I really apologise for not having the link to the study - if you are keen for it then perhaps tag TNTlamb, but there has, in recent years, been some evidence that shows that steroids, within a short term of diagnosis (like 3months), can have a mild DMARD effect.
My memory is that it is extremely mild, and it effectively “runs out” within 3 months of steroid use. So to be effective (even mildly), you need to be in the first 3 months of diagnosis, then it’s only mildly effective for a few months - but does require systemic use for around 3 months, which has its whole range of side effects.
Further, the level of steroids that are harmful systemically, is unfortunately only 5-7mg daily. Frankly it’s a tiny dose in the context of moderate arthritis- an even tinier one for IBD.
I gather you are on biologics, and they are your DMARD. Steroids and NSAIDS occasionally as a rescue from a flare are fine. But honestly, if I find myself “rescuing” myself more than once every couple of months, then it’s really worth reviewing baseline medication.

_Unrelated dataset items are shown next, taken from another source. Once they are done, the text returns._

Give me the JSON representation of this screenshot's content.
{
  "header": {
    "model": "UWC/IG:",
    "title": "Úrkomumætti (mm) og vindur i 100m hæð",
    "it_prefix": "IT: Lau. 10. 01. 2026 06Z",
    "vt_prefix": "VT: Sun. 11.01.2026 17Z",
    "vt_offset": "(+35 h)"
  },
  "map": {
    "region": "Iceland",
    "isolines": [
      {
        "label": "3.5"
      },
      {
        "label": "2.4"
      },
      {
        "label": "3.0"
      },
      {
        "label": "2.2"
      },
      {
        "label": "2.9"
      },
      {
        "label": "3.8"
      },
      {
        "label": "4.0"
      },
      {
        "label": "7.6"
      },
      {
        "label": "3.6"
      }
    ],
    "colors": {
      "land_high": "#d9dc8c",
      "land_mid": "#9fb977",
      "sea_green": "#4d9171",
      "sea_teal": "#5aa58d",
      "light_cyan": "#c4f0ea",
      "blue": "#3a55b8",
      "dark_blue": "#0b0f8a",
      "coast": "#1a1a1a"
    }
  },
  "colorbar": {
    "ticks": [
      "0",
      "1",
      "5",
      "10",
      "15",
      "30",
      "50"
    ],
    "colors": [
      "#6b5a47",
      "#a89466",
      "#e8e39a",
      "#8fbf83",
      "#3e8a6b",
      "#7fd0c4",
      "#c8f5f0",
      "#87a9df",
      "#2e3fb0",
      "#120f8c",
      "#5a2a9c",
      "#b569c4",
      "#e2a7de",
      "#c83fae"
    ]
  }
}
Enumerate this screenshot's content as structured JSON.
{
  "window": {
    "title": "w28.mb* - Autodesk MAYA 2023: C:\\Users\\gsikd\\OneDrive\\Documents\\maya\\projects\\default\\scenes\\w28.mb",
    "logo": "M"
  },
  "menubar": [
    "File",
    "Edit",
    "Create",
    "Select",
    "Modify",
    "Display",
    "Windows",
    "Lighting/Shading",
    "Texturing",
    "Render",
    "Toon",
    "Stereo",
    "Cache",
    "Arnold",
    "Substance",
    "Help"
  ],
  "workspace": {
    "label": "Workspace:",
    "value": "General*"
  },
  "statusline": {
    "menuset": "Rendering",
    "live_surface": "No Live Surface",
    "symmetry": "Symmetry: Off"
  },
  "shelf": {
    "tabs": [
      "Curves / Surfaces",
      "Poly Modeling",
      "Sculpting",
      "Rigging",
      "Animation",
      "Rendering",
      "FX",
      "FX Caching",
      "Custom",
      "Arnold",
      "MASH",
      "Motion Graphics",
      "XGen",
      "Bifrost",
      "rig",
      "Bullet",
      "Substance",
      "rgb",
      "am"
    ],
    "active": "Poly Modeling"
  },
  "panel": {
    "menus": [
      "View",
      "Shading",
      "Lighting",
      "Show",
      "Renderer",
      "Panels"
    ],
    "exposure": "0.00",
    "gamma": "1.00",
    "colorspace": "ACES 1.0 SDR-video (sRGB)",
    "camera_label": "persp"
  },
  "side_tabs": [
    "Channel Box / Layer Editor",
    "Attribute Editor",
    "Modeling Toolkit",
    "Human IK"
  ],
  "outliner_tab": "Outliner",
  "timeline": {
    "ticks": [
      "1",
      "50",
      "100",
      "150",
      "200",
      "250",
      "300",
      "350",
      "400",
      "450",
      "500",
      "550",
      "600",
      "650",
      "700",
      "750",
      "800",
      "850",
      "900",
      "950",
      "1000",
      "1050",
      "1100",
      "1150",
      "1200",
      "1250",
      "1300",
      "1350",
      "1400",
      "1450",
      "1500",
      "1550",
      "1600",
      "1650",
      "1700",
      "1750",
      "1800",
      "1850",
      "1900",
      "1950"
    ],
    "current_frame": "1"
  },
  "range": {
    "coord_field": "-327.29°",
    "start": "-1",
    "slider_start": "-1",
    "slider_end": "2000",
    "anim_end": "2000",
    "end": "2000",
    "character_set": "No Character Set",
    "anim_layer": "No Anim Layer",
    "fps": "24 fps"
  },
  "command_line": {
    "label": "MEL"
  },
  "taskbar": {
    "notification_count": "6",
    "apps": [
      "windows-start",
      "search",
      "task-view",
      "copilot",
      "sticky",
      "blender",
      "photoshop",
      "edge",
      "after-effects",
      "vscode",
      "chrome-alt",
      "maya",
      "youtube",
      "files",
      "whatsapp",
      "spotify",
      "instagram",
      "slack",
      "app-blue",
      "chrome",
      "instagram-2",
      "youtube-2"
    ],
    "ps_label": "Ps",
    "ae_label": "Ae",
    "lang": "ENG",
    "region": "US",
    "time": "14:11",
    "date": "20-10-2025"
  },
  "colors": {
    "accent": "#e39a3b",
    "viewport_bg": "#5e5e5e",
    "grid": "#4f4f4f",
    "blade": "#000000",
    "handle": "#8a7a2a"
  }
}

Regular Low dose steroid (usually 5 -7.5mg) have generally been found to be okay… As far as a flare protocol depends on where your Doc went to school. They take one of two forms a Burst or a Tapers. Dosage is (or should be) based on the individual and previous response) A burst is usually 3 days and a taper 6 days.
There is also a newer protocol that starts with 2 days of Higher dose NSAIDs and Tylenol followed by 3 days of Predi 1X daily (20 -30mg) It is rapidly overtaking the other two.
FWIW all use of Prednisone is a low dose with PsA. What flows through these boards is someone taking 30mg is loaded and folks start freaking… For PsA perhaps. For asthma they start at 60 or more.
That being said the use of Steroids is VERY complicated and NEVER routine. Predi can cause Congestive Heart Failure. I have Congestive Heart failure which when it flares also leads to Afib which has blessed me with a stroke. Prednisone can rapidly eliminate volume overload and improve clinical status and renal function in CHF. So the thing that can cause my heart issues can fix, rapidly, the heart issues We are talking A LOT of predi given IV.
Thank you tntlamb. Good info. to have. Thanks all for your posts.